Playing the Archive is a project that addresses some of the challenges we face when it comes to supporting play in the modern world.

PLaying THe Archive Image

16 November 2017

Play is a universal human activity in all communities, cultures and periods of history. In play, cultural memories are given shape and passed down from generation to generation. However, we face many challenges in supporting play in today's society. Playing the Archive addresses three of these problems.

Firstly, play cultures can be fragile and ephemeral, easily lost over time and forgotten by successive generations. Conversely, older generations may be anxious and fearful about the play of today's children, especially in the digital realm.

Secondly, the way play is managed in planning and education can have the effect of fragmenting children's playworlds, separating out their digital play from their physical play, although these worlds remain connected in children's imagination and practice. Thirdly, play is increasingly constrained in urban environments, through loss of street play, reductions in social provision, and tight adult surveillance in response to fears about child safety.

'Playing the Archive' offers three approaches to these problems, each focusing on one of them:

The first is to digitise and transform an important resource of cultural memory at the Bodleian Libraries: a collection of accounts of play from 20,000 UK children in the 1950s and 60's by folklorists Iona and Peter Opie.

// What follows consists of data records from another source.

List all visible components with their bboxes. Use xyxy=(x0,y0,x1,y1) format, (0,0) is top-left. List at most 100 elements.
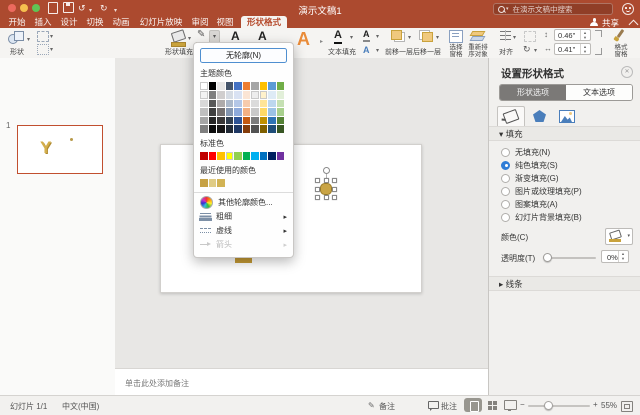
fill-option-picture[interactable]: 图片或纹理填充(P) xyxy=(501,185,582,197)
color-swatch[interactable] xyxy=(217,151,225,160)
color-swatch[interactable] xyxy=(234,82,242,90)
text-outline-icon[interactable]: A xyxy=(363,30,370,42)
color-swatch[interactable] xyxy=(234,151,242,160)
color-swatch[interactable] xyxy=(276,151,284,160)
fill-section-header[interactable]: ▾ 填充 xyxy=(489,126,640,141)
color-swatch[interactable] xyxy=(251,125,259,133)
text-effects-icon[interactable]: A xyxy=(363,45,370,55)
radio-icon[interactable] xyxy=(501,186,510,196)
color-swatch[interactable] xyxy=(200,91,208,99)
rotate-icon[interactable]: ↻ xyxy=(523,44,531,55)
color-swatch[interactable] xyxy=(268,82,276,90)
width-stepper[interactable]: ▴ ▾ xyxy=(580,44,589,54)
radio-icon[interactable] xyxy=(501,173,510,183)
tab-text-options[interactable]: 文本选项 xyxy=(566,85,632,100)
outline-weight-item[interactable]: 粗细 ▸ xyxy=(200,210,287,224)
text-box-icon[interactable] xyxy=(37,44,49,55)
color-swatch[interactable] xyxy=(251,151,259,160)
bring-forward-icon[interactable] xyxy=(391,30,405,42)
color-swatch[interactable] xyxy=(217,125,225,133)
slideshow-view-icon[interactable] xyxy=(504,400,517,411)
align-button[interactable]: 对齐 xyxy=(498,47,514,57)
more-outline-colors-item[interactable]: 其他轮廓颜色... xyxy=(200,196,287,210)
color-swatch[interactable] xyxy=(268,108,276,116)
color-swatch[interactable] xyxy=(217,99,225,107)
slider-thumb[interactable] xyxy=(543,253,552,262)
wordart-style-1[interactable]: A xyxy=(231,29,240,43)
close-pane-icon[interactable]: ✕ xyxy=(621,66,633,78)
tab-home[interactable]: 开始 xyxy=(8,17,26,28)
selection-pane-icon[interactable] xyxy=(449,30,463,43)
color-swatch[interactable] xyxy=(225,108,233,116)
color-swatch[interactable] xyxy=(276,99,284,107)
tab-shape-format[interactable]: 形状格式 xyxy=(241,16,287,28)
shapes-button[interactable]: 形状 xyxy=(6,47,28,57)
wordart-gallery-next-icon[interactable]: ▸ xyxy=(320,38,323,45)
color-swatch[interactable] xyxy=(208,108,216,116)
color-swatch[interactable] xyxy=(234,108,242,116)
color-swatch[interactable] xyxy=(251,108,259,116)
no-outline-option[interactable]: 无轮廓(N) xyxy=(200,48,287,63)
color-swatch[interactable] xyxy=(251,99,259,107)
color-swatch[interactable] xyxy=(225,99,233,107)
text-fill-button[interactable]: 文本填充 xyxy=(327,47,357,57)
fill-option-gradient[interactable]: 渐变填充(G) xyxy=(501,172,559,184)
tab-transitions[interactable]: 切换 xyxy=(86,17,104,28)
language-indicator[interactable]: 中文(中国) xyxy=(62,401,99,412)
zoom-percentage[interactable]: 55% xyxy=(601,401,617,410)
resize-handle-sw[interactable] xyxy=(315,195,320,200)
color-swatch[interactable] xyxy=(217,108,225,116)
color-swatch[interactable] xyxy=(276,108,284,116)
color-swatch[interactable] xyxy=(208,178,216,187)
color-swatch[interactable] xyxy=(276,116,284,124)
color-swatch[interactable] xyxy=(268,151,276,160)
color-swatch[interactable] xyxy=(242,151,250,160)
color-swatch[interactable] xyxy=(208,125,216,133)
color-swatch[interactable] xyxy=(217,91,225,99)
color-swatch[interactable] xyxy=(225,91,233,99)
color-swatch[interactable] xyxy=(268,116,276,124)
shape-height-field[interactable]: 0.46" ▴ ▾ xyxy=(554,29,591,41)
tab-review[interactable]: 审阅 xyxy=(191,17,209,28)
color-swatch[interactable] xyxy=(259,108,267,116)
color-swatch[interactable] xyxy=(200,178,208,187)
zoom-in-button[interactable]: + xyxy=(593,400,598,409)
fill-option-none[interactable]: 无填充(N) xyxy=(501,146,550,158)
feedback-smiley-icon[interactable] xyxy=(622,3,634,15)
color-swatch[interactable] xyxy=(276,91,284,99)
color-swatch[interactable] xyxy=(259,116,267,124)
outline-dashes-item[interactable]: 虚线 ▸ xyxy=(200,224,287,238)
color-swatch[interactable] xyxy=(268,125,276,133)
shape-width-field[interactable]: 0.41" ▴ ▾ xyxy=(554,43,591,55)
color-swatch[interactable] xyxy=(242,116,250,124)
color-swatch[interactable] xyxy=(259,151,267,160)
color-swatch[interactable] xyxy=(268,91,276,99)
color-swatch[interactable] xyxy=(259,99,267,107)
color-swatch[interactable] xyxy=(200,151,208,160)
color-swatch[interactable] xyxy=(200,125,208,133)
resize-handle-n[interactable] xyxy=(324,178,329,183)
color-swatch[interactable] xyxy=(276,125,284,133)
zoom-slider-thumb[interactable] xyxy=(544,401,553,410)
resize-handle-s[interactable] xyxy=(324,195,329,200)
color-swatch[interactable] xyxy=(225,82,233,90)
color-swatch[interactable] xyxy=(200,82,208,90)
selection-pane-button[interactable]: 选择 窗格 xyxy=(446,44,466,58)
notes-pane[interactable]: 单击此处添加备注 xyxy=(115,368,488,396)
color-swatch[interactable] xyxy=(251,116,259,124)
color-swatch[interactable] xyxy=(259,91,267,99)
fit-slide-to-window-icon[interactable] xyxy=(621,401,633,412)
radio-icon[interactable] xyxy=(501,212,510,222)
bring-forward-button[interactable]: 前移一层 xyxy=(384,47,414,57)
radio-selected-icon[interactable] xyxy=(501,160,510,170)
color-swatch[interactable] xyxy=(234,116,242,124)
color-swatch[interactable] xyxy=(242,108,250,116)
color-swatch[interactable] xyxy=(217,116,225,124)
resize-handle-nw[interactable] xyxy=(315,178,320,183)
insert-shape-icon[interactable] xyxy=(8,31,24,44)
tab-insert[interactable]: 插入 xyxy=(34,17,52,28)
shape-fill-button[interactable]: 形状填充 xyxy=(164,47,194,57)
resize-handle-se[interactable] xyxy=(332,195,337,200)
color-swatch[interactable] xyxy=(217,178,225,187)
color-swatch[interactable] xyxy=(208,116,216,124)
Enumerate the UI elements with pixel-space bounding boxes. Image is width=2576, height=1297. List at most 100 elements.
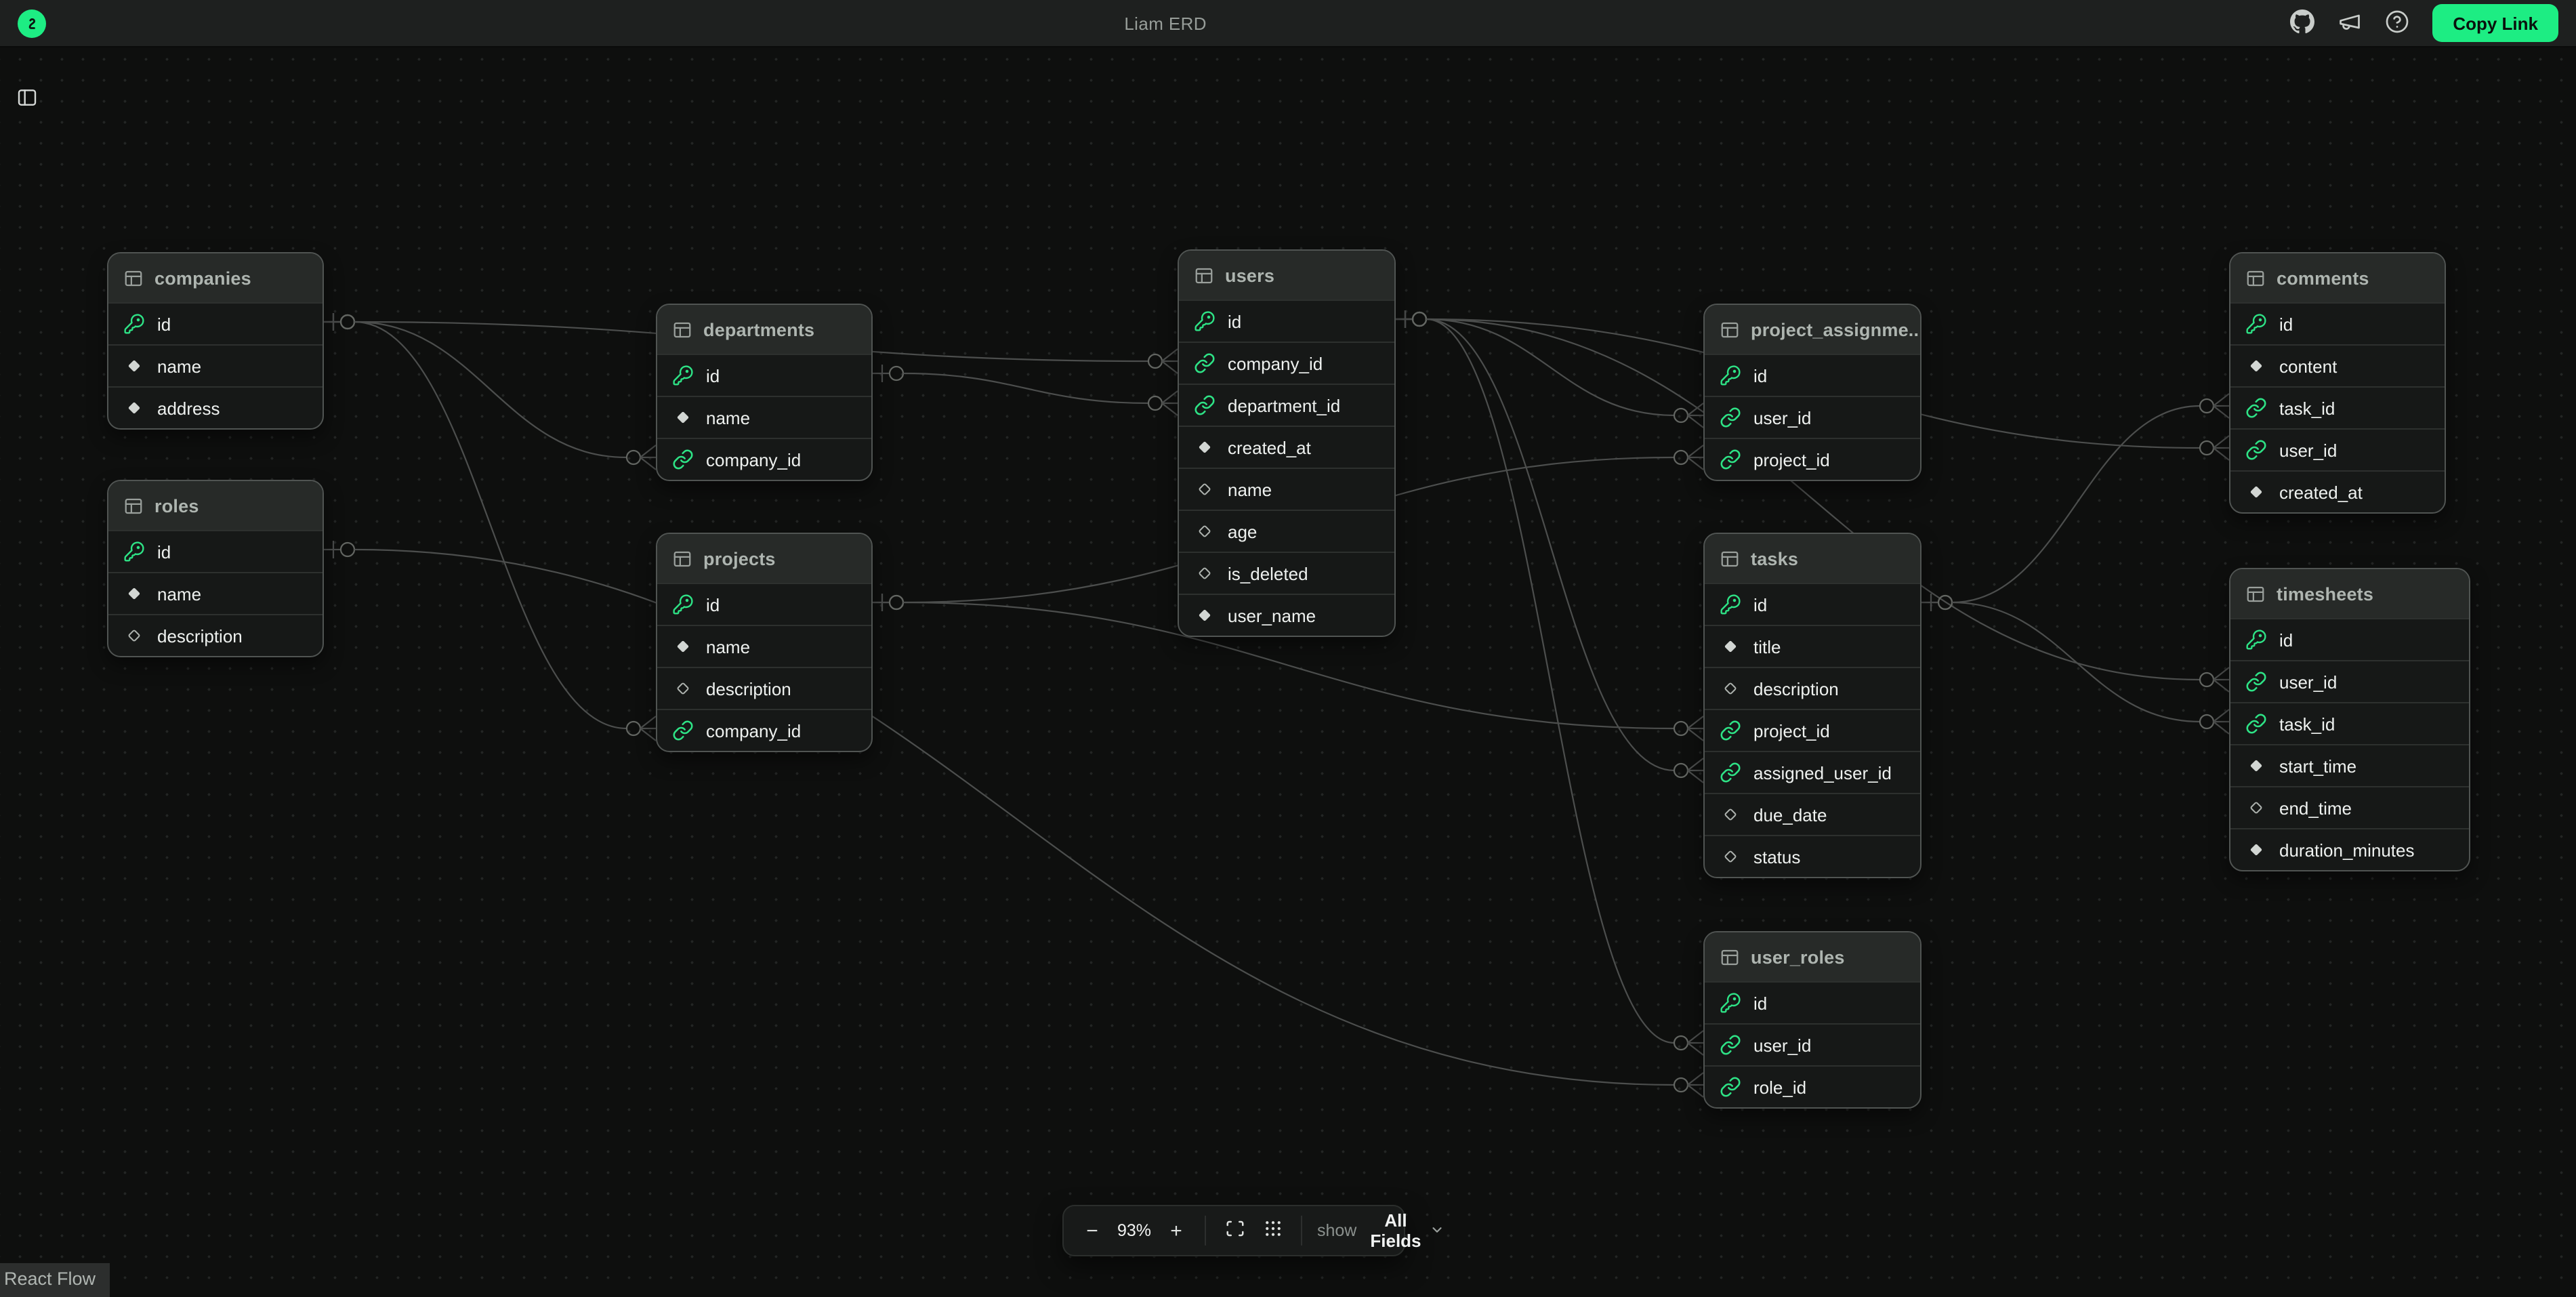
column-row-name[interactable]: name [108, 572, 323, 614]
announcements-button[interactable] [2332, 5, 2367, 41]
table-header[interactable]: user_roles [1705, 932, 1920, 981]
column-row-age[interactable]: age [1179, 510, 1394, 552]
column-row-role_id[interactable]: role_id [1705, 1065, 1920, 1107]
table-header[interactable]: tasks [1705, 534, 1920, 583]
diamond-filled-icon [2245, 755, 2267, 777]
table-node-timesheets[interactable]: timesheetsid user_id task_idstart_timeend_… [2229, 568, 2470, 871]
toolbar-divider [1301, 1216, 1302, 1245]
column-row-department_id[interactable]: department_id [1179, 384, 1394, 426]
show-fields-dropdown[interactable]: All Fields [1367, 1210, 1447, 1251]
table-header[interactable]: companies [108, 253, 323, 302]
diamond-filled-icon [672, 636, 694, 657]
column-row-start_time[interactable]: start_time [2230, 744, 2469, 786]
table-name: comments [2277, 268, 2369, 288]
column-row-name[interactable]: name [657, 396, 871, 438]
table-node-roles[interactable]: rolesidnamedescription [107, 480, 324, 657]
copy-link-button[interactable]: Copy Link [2432, 4, 2558, 42]
table-node-project_assignments[interactable]: project_assignme...id user_idproject_id [1703, 304, 1921, 481]
column-row-created_at[interactable]: created_at [2230, 470, 2445, 512]
column-row-company_id[interactable]: company_id [657, 438, 871, 480]
column-row-project_id[interactable]: project_id [1705, 438, 1920, 480]
erd-canvas[interactable]: companiesidnameaddressrolesidnamedescrip… [0, 0, 2576, 1294]
column-name: duration_minutes [2279, 840, 2414, 860]
column-name: user_id [2279, 672, 2337, 692]
column-row-company_id[interactable]: company_id [1179, 342, 1394, 384]
column-row-end_time[interactable]: end_time [2230, 786, 2469, 828]
column-name: description [706, 678, 791, 699]
table-node-companies[interactable]: companiesidnameaddress [107, 252, 324, 430]
column-name: id [2279, 314, 2293, 334]
column-row-description[interactable]: description [657, 667, 871, 709]
github-button[interactable] [2285, 5, 2320, 41]
column-row-task_id[interactable]: task_id [2230, 386, 2445, 428]
column-name: id [1753, 993, 1767, 1013]
diamond-filled-icon [1194, 436, 1216, 458]
react-flow-attribution[interactable]: React Flow [0, 1263, 109, 1297]
column-row-due_date[interactable]: due_date [1705, 793, 1920, 835]
tidy-up-button[interactable] [1256, 1214, 1289, 1247]
table-node-comments[interactable]: comments id contenttask_iduser_idcreated_a… [2229, 252, 2446, 514]
column-row-name[interactable]: name [108, 344, 323, 386]
table-header[interactable]: projects [657, 534, 871, 583]
key-icon [2245, 313, 2267, 335]
table-header[interactable]: timesheets [2230, 569, 2469, 618]
zoom-in-button[interactable]: + [1160, 1214, 1192, 1247]
column-row-id[interactable]: id [657, 354, 871, 396]
table-node-user_roles[interactable]: user_rolesid user_idrole_id [1703, 931, 1921, 1109]
column-row-id[interactable]: id [2230, 302, 2445, 344]
table-header[interactable]: users [1179, 251, 1394, 300]
column-row-address[interactable]: address [108, 386, 323, 428]
column-row-project_id[interactable]: project_id [1705, 709, 1920, 751]
column-row-is_deleted[interactable]: is_deleted [1179, 552, 1394, 594]
table-header[interactable]: project_assignme... [1705, 305, 1920, 354]
table-header[interactable]: comments [2230, 253, 2445, 302]
sidebar-toggle-button[interactable] [11, 83, 43, 115]
link-icon [1194, 352, 1216, 374]
column-row-content[interactable]: content [2230, 344, 2445, 386]
column-row-id[interactable]: id [1179, 300, 1394, 342]
help-button[interactable] [2380, 5, 2415, 41]
column-row-description[interactable]: description [1705, 667, 1920, 709]
column-name: id [1753, 365, 1767, 386]
column-name: title [1753, 636, 1781, 657]
column-row-created_at[interactable]: created_at [1179, 426, 1394, 468]
table-icon [1720, 319, 1740, 339]
column-row-assigned_user_id[interactable]: assigned_user_id [1705, 751, 1920, 793]
column-row-name[interactable]: name [1179, 468, 1394, 510]
column-row-id[interactable]: id [1705, 354, 1920, 396]
column-row-task_id[interactable]: task_id [2230, 702, 2469, 744]
column-row-user_id[interactable]: user_id [1705, 1023, 1920, 1065]
column-row-name[interactable]: name [657, 625, 871, 667]
column-row-duration_minutes[interactable]: duration_minutes [2230, 828, 2469, 870]
key-icon [2245, 629, 2267, 651]
column-row-id[interactable]: id [108, 530, 323, 572]
header-actions: Copy Link [2285, 4, 2558, 42]
key-icon [1720, 594, 1741, 615]
column-row-user_name[interactable]: user_name [1179, 594, 1394, 636]
table-icon [1720, 947, 1740, 967]
column-row-status[interactable]: status [1705, 835, 1920, 877]
column-row-title[interactable]: title [1705, 625, 1920, 667]
column-row-id[interactable]: id [657, 583, 871, 625]
fit-view-button[interactable] [1218, 1214, 1251, 1247]
table-header[interactable]: departments [657, 305, 871, 354]
column-row-id[interactable]: id [1705, 981, 1920, 1023]
table-node-departments[interactable]: departmentsidnamecompany_id [656, 304, 873, 481]
zoom-out-button[interactable]: − [1076, 1214, 1108, 1247]
help-circle-icon [2385, 9, 2409, 37]
table-header[interactable]: roles [108, 481, 323, 530]
column-row-description[interactable]: description [108, 614, 323, 656]
table-name: tasks [1751, 548, 1798, 569]
column-row-company_id[interactable]: company_id [657, 709, 871, 751]
column-row-user_id[interactable]: user_id [1705, 396, 1920, 438]
link-icon [672, 720, 694, 741]
table-node-tasks[interactable]: tasks id title descriptionproject_idassigne… [1703, 533, 1921, 878]
table-node-projects[interactable]: projectsidname description company_id [656, 533, 873, 752]
column-row-id[interactable]: id [108, 302, 323, 344]
column-row-user_id[interactable]: user_id [2230, 660, 2469, 702]
column-row-user_id[interactable]: user_id [2230, 428, 2445, 470]
column-name: due_date [1753, 804, 1827, 825]
column-row-id[interactable]: id [1705, 583, 1920, 625]
table-node-users[interactable]: usersidcompany_iddepartment_idcreated_at… [1178, 249, 1396, 637]
column-row-id[interactable]: id [2230, 618, 2469, 660]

The project will create a
virtual, immersive world enabling users both old and young to playfully engage with the archive, experiencing 1950-60s play as Virtual Reality, freely available to visitors at the V&A Museum of Childhood in London, and the Weston Park Museum in Sheffield. This 3D, Virtual Reality experience will also include games played by today's children, such as handclapping games with songs based on popular music and film. This work will be a collaboration between archivists and cataloguers at the University of Sheffield, and specialists in VR and advanced visualisation at the Bartlett Centre for Advanced Spatial Analysis (CASA) at University College London. They will co-design these new tools with children and with older citizens who contributed to the original Opie surveys, now in their 70's.

The second approach is to study memories and practices of play, by interviewing and observing the original Opie contributors and children at primary schools which contributed to the original studies. The children will contribute to the research, interviewing each other and the older participants, and filming their own play. This work will help us understand what play is, why some games survive and others are lost, how physical games, rituals, songs, chants are passed on from one generation to the next, especially from the 1950's to the present day, and how digital play such as videogames has added to the play repertories of today's children. We will also explore what kinds of play exist in different languages and cultures, such as Bengali, Mandarin, Somali, Punjabi and Polish, and how children use play to negotiate membership of communities and a place within them.

The third approach, using the ideas created in the other parts of the project, is to build two experimental playgrounds in regeneration sites in Sheffield (the Park Hill estate) and London (the Queen Elizabeth II Olympic Park). These playgrounds will use innovative approaches to playspace and equipment, but also incorporate 'smart' objects linking physical play to the historic objects in the archives of the Bodleian and the V&A Museum of Childhood, both partners in the project who will contribute towards the design of the digital tools and resources. The playgrounds will exemplify 'mixed reality' play, combining the physical and the virtual, and linking the play cultures of playgrounds and videogames as they are already linked in children's imaginations.

Finally, the project will hold a Festival of Play at the V&A Museum of Childhood, a free public event, to launch the virtual playworld.